Did you not read my post, above? Here’s the relevant bit:
…if you want to be able to see the ‘News’ results for the search term you already entered for ‘Web’ search. (IOW, get out of the habit of ever clicking on the various Google services at the very top.)
Still works for me. I Googled “entre Pinto y Valdemoro” (with the quote marks) and every single result on the first five pages (at which point I got bored of checking) had exactly that string in there.
Similarly, Boolean searches still work, it’s just that they got rid of the “+” operator (because of the six people who use Google+) and replaced it with quote marks around the word you want to include.
So it’s no longer “groundhog day” +murray but “groundhog day” “murray”
If you don’t like Google, write to them and ask them to refund the money you paid for their services.

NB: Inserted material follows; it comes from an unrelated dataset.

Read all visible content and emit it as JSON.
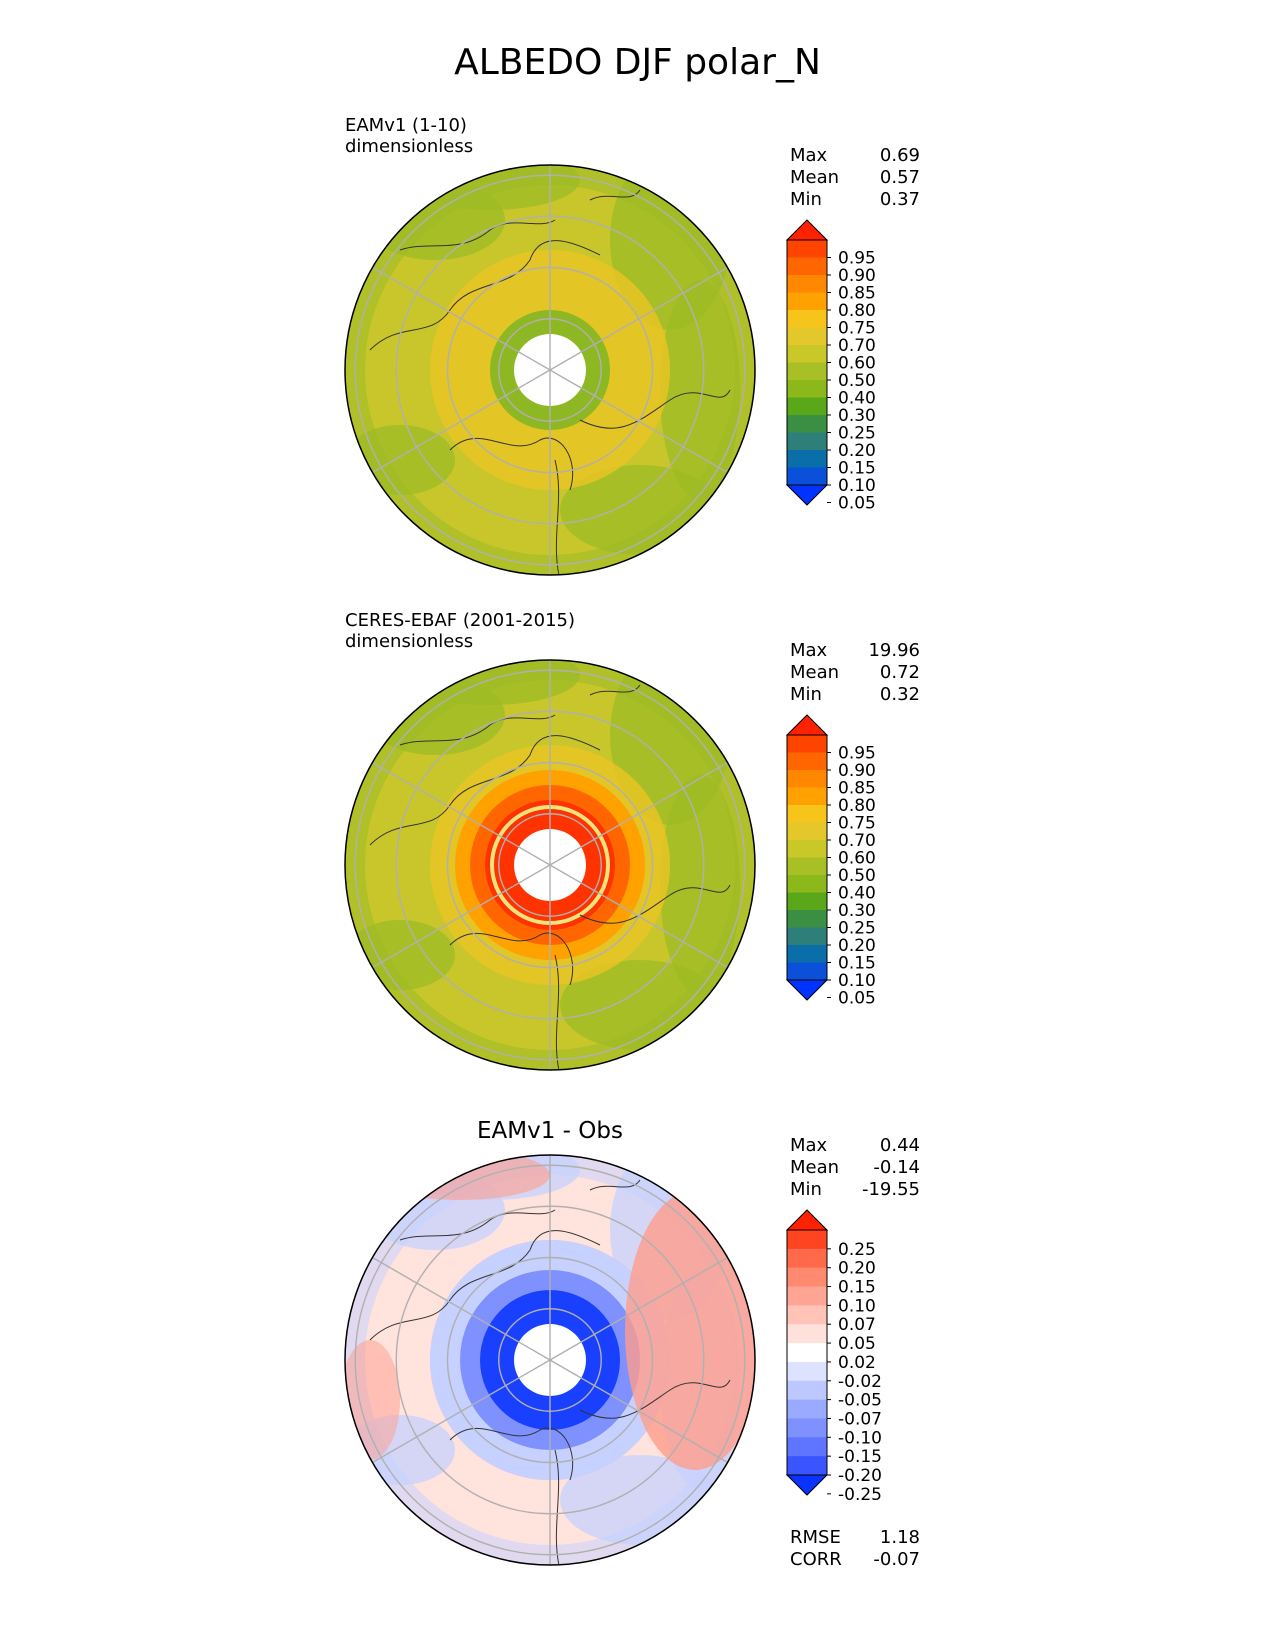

The example was given, I’d searched for entre Pinto y Valdemoro the previous day and the first few hits did not contain that line: they did contain either noun, but not the actual expression - heck, one of them was a Yellow Pages listing (and not even for the city halls of either town, but for a construction contractor called Valdemoro)! Maybe it was a language issue (I often find that I get different results depending on language settings, location and so forth), but still, if I am searching for entre Pinto y Valdemoro, I want to find, exactly, entre Pinto y Valdemoro. I do not want to find any other combinations of the words between the commas unless they are in a page which otherwise contains the exact expression requested.